This is a resource guide that synthesizes what has been learned over the past decade about keeping students on the graduation path. It highlights the importance of four key transition points
- the early years of schooling,
- the transition to the middle grades,
- the transition to high school, and
- the transition to college and careers.
It argues that students who successfully negotiate these transitions typically go on to graduate from high school. It demonstrates how many students may need academic and social supports to successfully negotiate these transitions and provides communities with insight into what these supports are and how they can be provided.
What Your Community Can Do was written for the National Dropout Summit held in Washington DC in May of 2007.
Many communities in the United States face a silent epidemic-year after year, one third to half or more of the primarily low-income and minority students they educate in their public school systems fail to graduate from high school. Decades ago, this would not have been a crisis. Factory jobs provided an avenue for employment and upward mobility for young adults without high school degrees. Today, the unemployment rate for young adults without a high school diploma is staggering. As a result, failure to graduate from high school has become a ticket to the underclass. For a single individual this can be tragic, but when the majority or near majority of students from entire neighborhoods and communities fail to graduate, the social and economic costs are profound and far reaching.
It does not have to be this way. We know enough about who dropouts are, why they drop out and how to prevent it to help communities confront and stop their dropout crisis. Over a decade’s worth of research, development and direct action confronting the dropout crisis indicates that, while it will not be easy, quick or cost-free, this is a crisis that can alleviated by a combination of effort and policy. Moreover, it is worth doing. Pick your issue – improving the economic vitality of your community, cutting its crime rate, reducing its social welfare costs, expanding its middle class, reducing concentrated poverty, or achieving social justice – stopping the dropout crisis in your community is a means to achieve it.
The following is offered as roadmap or practical advice on how to begin. Like all advice it should be taken with a grain of salt.
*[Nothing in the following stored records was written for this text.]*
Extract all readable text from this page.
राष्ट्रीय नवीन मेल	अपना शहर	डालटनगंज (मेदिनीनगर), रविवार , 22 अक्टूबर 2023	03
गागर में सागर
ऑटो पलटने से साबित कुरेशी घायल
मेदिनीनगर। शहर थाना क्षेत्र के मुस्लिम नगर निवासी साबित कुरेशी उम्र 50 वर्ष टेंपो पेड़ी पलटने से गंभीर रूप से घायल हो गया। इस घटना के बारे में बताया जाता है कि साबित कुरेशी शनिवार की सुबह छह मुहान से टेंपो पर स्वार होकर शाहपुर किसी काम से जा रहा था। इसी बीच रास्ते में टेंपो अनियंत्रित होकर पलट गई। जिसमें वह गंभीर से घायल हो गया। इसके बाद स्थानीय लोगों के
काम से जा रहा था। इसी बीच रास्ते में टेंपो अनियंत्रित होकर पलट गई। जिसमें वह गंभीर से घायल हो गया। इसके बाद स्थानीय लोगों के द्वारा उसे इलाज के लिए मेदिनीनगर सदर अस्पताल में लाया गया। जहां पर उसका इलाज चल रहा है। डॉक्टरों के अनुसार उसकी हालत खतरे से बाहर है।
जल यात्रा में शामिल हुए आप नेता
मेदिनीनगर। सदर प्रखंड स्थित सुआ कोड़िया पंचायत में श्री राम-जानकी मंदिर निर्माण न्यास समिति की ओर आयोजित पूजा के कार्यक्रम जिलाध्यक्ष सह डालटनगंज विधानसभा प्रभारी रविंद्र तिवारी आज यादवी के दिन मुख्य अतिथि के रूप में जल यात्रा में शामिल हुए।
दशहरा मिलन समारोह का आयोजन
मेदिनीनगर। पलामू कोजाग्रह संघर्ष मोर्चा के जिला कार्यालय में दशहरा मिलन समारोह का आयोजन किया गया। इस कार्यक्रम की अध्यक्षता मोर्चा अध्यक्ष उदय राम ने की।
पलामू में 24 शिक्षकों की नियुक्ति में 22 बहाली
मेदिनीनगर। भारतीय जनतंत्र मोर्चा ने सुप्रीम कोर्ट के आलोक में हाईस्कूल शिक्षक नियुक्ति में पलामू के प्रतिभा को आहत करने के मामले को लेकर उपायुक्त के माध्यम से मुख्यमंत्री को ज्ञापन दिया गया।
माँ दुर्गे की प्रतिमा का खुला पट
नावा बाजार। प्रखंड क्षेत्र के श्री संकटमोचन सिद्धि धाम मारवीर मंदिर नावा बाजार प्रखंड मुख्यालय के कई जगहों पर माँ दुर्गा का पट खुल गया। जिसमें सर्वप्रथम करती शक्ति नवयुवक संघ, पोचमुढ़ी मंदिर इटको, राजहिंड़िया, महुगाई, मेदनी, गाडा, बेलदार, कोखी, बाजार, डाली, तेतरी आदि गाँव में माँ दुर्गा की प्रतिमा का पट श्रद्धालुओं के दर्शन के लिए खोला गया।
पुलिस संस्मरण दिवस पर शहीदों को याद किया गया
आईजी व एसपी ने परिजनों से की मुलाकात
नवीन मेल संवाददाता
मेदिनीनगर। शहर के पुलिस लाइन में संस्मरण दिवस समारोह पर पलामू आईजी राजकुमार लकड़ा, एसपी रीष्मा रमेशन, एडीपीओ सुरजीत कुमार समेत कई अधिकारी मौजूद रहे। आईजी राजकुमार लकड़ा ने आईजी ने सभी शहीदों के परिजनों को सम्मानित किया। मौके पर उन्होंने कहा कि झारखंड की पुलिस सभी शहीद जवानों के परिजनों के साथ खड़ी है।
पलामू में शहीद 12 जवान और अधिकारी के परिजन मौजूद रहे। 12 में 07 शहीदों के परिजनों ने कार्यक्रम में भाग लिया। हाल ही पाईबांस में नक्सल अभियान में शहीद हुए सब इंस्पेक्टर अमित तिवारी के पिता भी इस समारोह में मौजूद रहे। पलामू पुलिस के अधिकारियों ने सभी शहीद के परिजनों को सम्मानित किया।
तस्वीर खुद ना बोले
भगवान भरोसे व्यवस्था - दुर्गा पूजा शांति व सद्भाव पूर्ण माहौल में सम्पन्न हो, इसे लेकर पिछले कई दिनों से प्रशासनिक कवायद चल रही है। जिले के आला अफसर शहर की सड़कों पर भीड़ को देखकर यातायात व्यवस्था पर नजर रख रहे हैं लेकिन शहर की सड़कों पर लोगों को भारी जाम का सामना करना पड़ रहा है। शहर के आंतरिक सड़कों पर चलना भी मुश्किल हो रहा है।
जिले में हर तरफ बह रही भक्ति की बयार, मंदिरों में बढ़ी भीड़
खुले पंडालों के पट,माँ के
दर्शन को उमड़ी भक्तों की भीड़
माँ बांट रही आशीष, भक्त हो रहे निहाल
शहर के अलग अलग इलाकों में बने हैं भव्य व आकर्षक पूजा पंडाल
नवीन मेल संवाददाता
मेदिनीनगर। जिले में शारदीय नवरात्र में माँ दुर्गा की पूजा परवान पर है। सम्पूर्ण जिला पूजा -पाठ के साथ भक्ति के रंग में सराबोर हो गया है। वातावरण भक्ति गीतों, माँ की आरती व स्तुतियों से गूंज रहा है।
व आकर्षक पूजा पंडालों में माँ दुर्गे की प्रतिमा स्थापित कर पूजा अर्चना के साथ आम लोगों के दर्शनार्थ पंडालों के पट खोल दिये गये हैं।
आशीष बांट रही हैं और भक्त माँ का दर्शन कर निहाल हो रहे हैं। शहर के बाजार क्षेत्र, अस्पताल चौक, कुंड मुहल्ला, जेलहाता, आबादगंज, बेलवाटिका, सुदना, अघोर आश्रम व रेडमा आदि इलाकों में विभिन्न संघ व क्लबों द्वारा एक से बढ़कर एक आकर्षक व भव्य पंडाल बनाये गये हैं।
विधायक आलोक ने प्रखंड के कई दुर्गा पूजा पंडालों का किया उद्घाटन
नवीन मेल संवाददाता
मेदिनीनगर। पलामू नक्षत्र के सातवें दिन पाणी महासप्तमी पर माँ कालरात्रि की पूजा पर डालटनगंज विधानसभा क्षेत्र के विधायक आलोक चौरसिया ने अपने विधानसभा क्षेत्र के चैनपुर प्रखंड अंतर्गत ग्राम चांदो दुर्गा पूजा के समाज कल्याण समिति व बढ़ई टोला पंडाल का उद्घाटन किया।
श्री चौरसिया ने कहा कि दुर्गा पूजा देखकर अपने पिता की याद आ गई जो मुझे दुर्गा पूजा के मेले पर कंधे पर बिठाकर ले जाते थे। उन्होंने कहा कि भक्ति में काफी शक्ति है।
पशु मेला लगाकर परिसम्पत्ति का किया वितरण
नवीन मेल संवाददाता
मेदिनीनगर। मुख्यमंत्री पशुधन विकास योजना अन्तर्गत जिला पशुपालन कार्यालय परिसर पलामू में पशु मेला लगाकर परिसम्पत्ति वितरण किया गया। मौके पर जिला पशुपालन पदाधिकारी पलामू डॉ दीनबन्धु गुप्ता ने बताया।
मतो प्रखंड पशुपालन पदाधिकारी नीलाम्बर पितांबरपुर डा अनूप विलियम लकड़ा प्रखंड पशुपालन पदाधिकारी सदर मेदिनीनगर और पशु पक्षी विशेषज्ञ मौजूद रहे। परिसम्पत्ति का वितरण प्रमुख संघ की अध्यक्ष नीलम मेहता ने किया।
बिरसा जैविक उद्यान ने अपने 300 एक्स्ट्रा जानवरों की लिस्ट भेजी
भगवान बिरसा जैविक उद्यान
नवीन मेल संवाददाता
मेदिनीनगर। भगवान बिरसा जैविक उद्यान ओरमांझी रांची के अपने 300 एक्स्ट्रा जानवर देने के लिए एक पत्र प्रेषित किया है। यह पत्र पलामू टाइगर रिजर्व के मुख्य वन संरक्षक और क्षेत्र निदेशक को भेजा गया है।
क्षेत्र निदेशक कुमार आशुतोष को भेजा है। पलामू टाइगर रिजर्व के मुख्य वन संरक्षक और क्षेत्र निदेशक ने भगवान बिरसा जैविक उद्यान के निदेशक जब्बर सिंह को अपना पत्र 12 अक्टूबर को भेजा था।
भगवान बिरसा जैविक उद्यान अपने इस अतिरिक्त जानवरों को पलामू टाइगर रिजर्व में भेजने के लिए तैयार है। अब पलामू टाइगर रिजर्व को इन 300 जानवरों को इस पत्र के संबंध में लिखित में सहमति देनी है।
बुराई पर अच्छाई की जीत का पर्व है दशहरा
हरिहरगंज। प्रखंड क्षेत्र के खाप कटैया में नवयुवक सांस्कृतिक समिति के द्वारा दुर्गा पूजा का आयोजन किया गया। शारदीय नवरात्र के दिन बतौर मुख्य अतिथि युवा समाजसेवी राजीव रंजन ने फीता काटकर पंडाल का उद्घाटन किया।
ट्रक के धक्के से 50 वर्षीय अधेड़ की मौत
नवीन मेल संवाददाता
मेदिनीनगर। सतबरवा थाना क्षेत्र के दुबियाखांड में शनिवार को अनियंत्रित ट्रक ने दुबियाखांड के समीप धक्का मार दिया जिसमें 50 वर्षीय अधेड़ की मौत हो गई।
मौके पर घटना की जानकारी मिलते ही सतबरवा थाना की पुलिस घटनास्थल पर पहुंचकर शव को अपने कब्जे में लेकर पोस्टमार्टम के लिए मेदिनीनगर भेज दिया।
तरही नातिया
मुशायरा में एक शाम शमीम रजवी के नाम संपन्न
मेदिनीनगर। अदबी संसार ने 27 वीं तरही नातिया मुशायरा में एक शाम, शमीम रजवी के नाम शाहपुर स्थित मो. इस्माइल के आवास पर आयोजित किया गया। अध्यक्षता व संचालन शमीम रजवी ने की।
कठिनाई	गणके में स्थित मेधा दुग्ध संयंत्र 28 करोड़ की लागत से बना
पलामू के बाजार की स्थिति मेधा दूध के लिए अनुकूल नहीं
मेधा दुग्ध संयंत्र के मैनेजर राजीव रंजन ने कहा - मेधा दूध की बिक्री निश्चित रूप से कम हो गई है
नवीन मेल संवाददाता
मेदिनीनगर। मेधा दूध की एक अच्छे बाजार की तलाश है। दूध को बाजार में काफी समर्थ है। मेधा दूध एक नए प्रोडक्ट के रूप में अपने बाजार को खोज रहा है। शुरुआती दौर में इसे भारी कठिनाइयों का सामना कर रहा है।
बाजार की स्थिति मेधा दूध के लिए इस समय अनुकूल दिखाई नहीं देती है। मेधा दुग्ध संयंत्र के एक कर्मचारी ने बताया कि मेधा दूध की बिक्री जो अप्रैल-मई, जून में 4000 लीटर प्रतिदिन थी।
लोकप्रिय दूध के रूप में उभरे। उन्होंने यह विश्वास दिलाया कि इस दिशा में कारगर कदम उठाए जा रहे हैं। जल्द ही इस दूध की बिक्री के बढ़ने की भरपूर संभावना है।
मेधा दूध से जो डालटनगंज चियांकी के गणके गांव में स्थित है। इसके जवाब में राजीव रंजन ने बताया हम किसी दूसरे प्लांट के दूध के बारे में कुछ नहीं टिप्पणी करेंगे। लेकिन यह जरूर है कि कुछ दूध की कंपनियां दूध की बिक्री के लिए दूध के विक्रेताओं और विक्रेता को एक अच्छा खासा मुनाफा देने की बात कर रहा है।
Each community is different and I can only report on what I have read and learned, so this knowledge and experience must be integrated with local facts and the characteristics of each community. The advice is based on what is known at the national level about the nature of the dropout crisis and how it
can be prevented, experience over the past decade working with middle and high schools that serve low-income students in more than 30 communities to implement the Talent Development Middle and High School whole school reform models, and operation of the Baltimore Talent Development High School, an Innovation High School in the heart of one of the highest poverty neighborhoods in America.